ModularWebCrawler

What is ModularWebCrawler?

Modular Web Crawler is a simple Java web crawler, it’s purpose is to crawl the web according to the user’s requirements.

Web crawling is a procedure in which an initial web page (seed) is fetched then parsed allowing extraction of all links from it, those links will be then fetched in turn giving the user many many more links of pages to fetch, which means that the list of web pages to fetch grows exponentially as any web page holds many links, which in turn hold many links, thus allowing the user to crawl a portion of the web.

The crawling is basically infinite (as the www is almost infinite 🙂 ), so the user should limit the web crawl according to his needs, popular examples of crawling limitations are limiting the crawl to specific domains, so the crawler will crawl those domains, till no more links from those domains are left uncrawled. Another popular crawling limitation is limiting the crawl to a specific number of crawled pages, so if the user wishes to crawl only 5000 pages, then the crawler will stop its work when it gets to the required quota.

The purpose of any web crawling is fetching the crawled pages and returning them to the user, so any web crawler will fetch the page then parse it in order to extract the links from the page for further crawling, but before it returns to crawling the next page it will return the crawled page for the user which will do whatever he needs doing with the fetched page. A pure crawler won’t store the fetched pages in any storage, as it is not the purpose of the web crawler, the pure purpose of a web crawler is only to crawl the web according to the user’s requirements and limitations, and return the fetched pages to the user.

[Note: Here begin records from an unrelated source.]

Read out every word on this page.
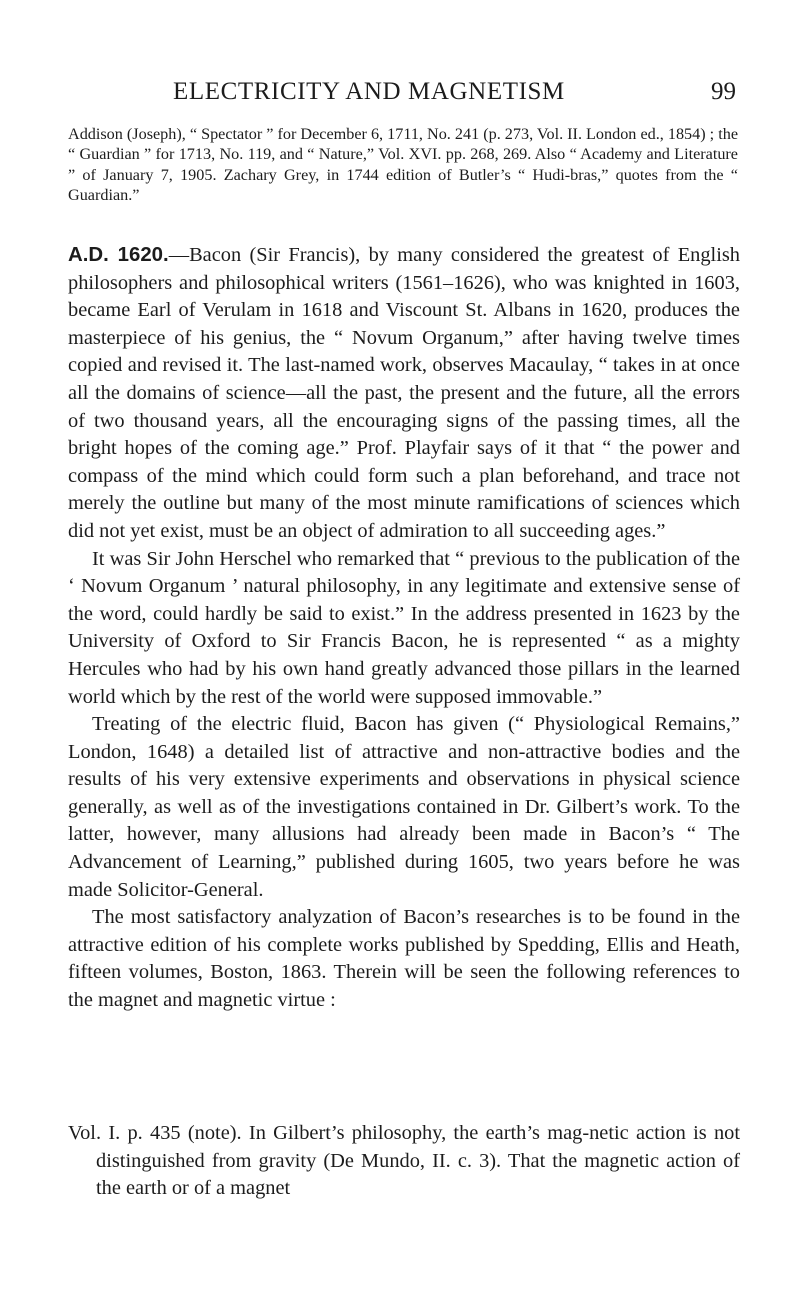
ELECTRICITY AND MAGNETISM	99

Addison (Joseph), “ Spectator ” for December 6, 1711, No. 241 (p. 273, Vol. II. London ed., 1854) ; the “ Guardian ” for 1713, No. 119, and “ Nature,” Vol. XVI. pp. 268, 269. Also “ Academy and Literature ” of January 7, 1905. Zachary Grey, in 1744 edition of Butler’s “ Hudi-bras,” quotes from the “ Guardian.”

A.D. 1620.—Bacon (Sir Francis), by many considered the greatest of English philosophers and philosophical writers (1561–1626), who was knighted in 1603, became Earl of Verulam in 1618 and Viscount St. Albans in 1620, produces the masterpiece of his genius, the “ Novum Organum,” after having twelve times copied and revised it. The last-named work, observes Macaulay, “ takes in at once all the domains of science—all the past, the present and the future, all the errors of two thousand years, all the encouraging signs of the passing times, all the bright hopes of the coming age.” Prof. Playfair says of it that “ the power and compass of the mind which could form such a plan beforehand, and trace not merely the outline but many of the most minute ramifications of sciences which did not yet exist, must be an object of admiration to all succeeding ages.”

It was Sir John Herschel who remarked that “ previous to the publication of the ‘ Novum Organum ’ natural philosophy, in any legitimate and extensive sense of the word, could hardly be said to exist.” In the address presented in 1623 by the University of Oxford to Sir Francis Bacon, he is represented “ as a mighty Hercules who had by his own hand greatly advanced those pillars in the learned world which by the rest of the world were supposed immovable.”

Treating of the electric fluid, Bacon has given (“ Physiological Remains,” London, 1648) a detailed list of attractive and non-attractive bodies and the results of his very extensive experiments and observations in physical science generally, as well as of the investigations contained in Dr. Gilbert’s work. To the latter, however, many allusions had already been made in Bacon’s “ The Advancement of Learning,” published during 1605, two years before he was made Solicitor-General.

The most satisfactory analyzation of Bacon’s researches is to be found in the attractive edition of his complete works published by Spedding, Ellis and Heath, fifteen volumes, Boston, 1863. Therein will be seen the following references to the magnet and magnetic virtue :

Vol. I. p. 435 (note). In Gilbert’s philosophy, the earth’s mag-netic action is not distinguished from gravity (De Mundo, II. c. 3). That the magnetic action of the earth or of a magnet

Modular web crawler is not different in those aspects from any other web crawler, it fetches, parses then returns the pages to the user, the difference between MWC and other Java web crawlers is in how it is built and in its defined goals.

Defined Goals

Simplicity

Simple – MWC, is goaled to be simple in all ways

Simple to run – A user can maven MWC into his project, then start crawling the web in a minute using a mere 4 lines of code (2 of which will be the declaration of the class!)
Simple to understand – MWC is designed to be understood by any user, novice or a professional by having simple class structure and by removing any complexity in the architecture by design.
Simple to dive into the code – Any user is able to dive straight into the MWC code and understand any part of it without much fuss, the code is designed to be simple, a lot of thought was thrown into the code in order to make it understandable, so the classes should be well defined, the hierarchy is well established and the flow of the code is obvious, the user should understand the flow of the crawler by a simple glance of the code.

Modularity

Modular – MWC strives to be modular in any helpful way, so any functionality which can be “outsourced” to a 3rd party library and gain a leverage because of that will be implemented in a way (interface and 3rd party implementation) which can be easily implemented using different 3rd party implementations, implementations will be easily changeable by the user to match his specific needs. That being said, a recommended implementation for each component will be defaulted in MWC.
The price of this modularity is a bigger size of MWC as each 3rd party component might drag with it lots of megabytes of code and dependencies (Although, I personally am not worried about the size of MWC, as it is not such an issue nowdays).
Another price I pay for modularity is the need to test each implementation, which is more work, although a smart set of unit tests can solve most of this problem.

An example of modularity is the MWC parser, its purpose is to parse a fetched page from the web, so instead of writing my own parser, I wrote an interface depicting my needs from the parser like the link extraction from the page, then I implemented that interface using several page parser libraries like JSoup and HtmlCleaner, each one implementing the same functionality declared in the interface, additional parser can easily be integrated into MWC and a suite of tests comparing the parsing of a page using the different implementations was written, so I can compare performance and accuracy of the parsing.

But if a user isn’t satisfied by the integrated parser, he might decide to implement the same interface using his own methods, gaining his specific requirements and functionality like parsing of links written in a bad way which the other parsers don’t catch.

Speed

Speed is an essential part of any web crawler as the crawling process is very time consuming and the goal of most crawlings is to get the requested results as fast as possible and MWC is no different, thus a lot of thought and testing was invested in MWC so it will be as speedy as possible straight out of the box and when some functionality might be essential for some users but that functionality is time consuming, I made that functionality optional and defaulted the crawler to the option which makes the most sense (usually speed was preferred).

Specific tests test the performance of any component in order to understand (and compare if the need arose) which component takes how much time.

In several cases a tradeoff can be done between memory/storage/speed, in those cases I will have a configuration option for the user to choose which aspect he wishes to take priority so he will have an easy way to sacrifice storage for speed for example.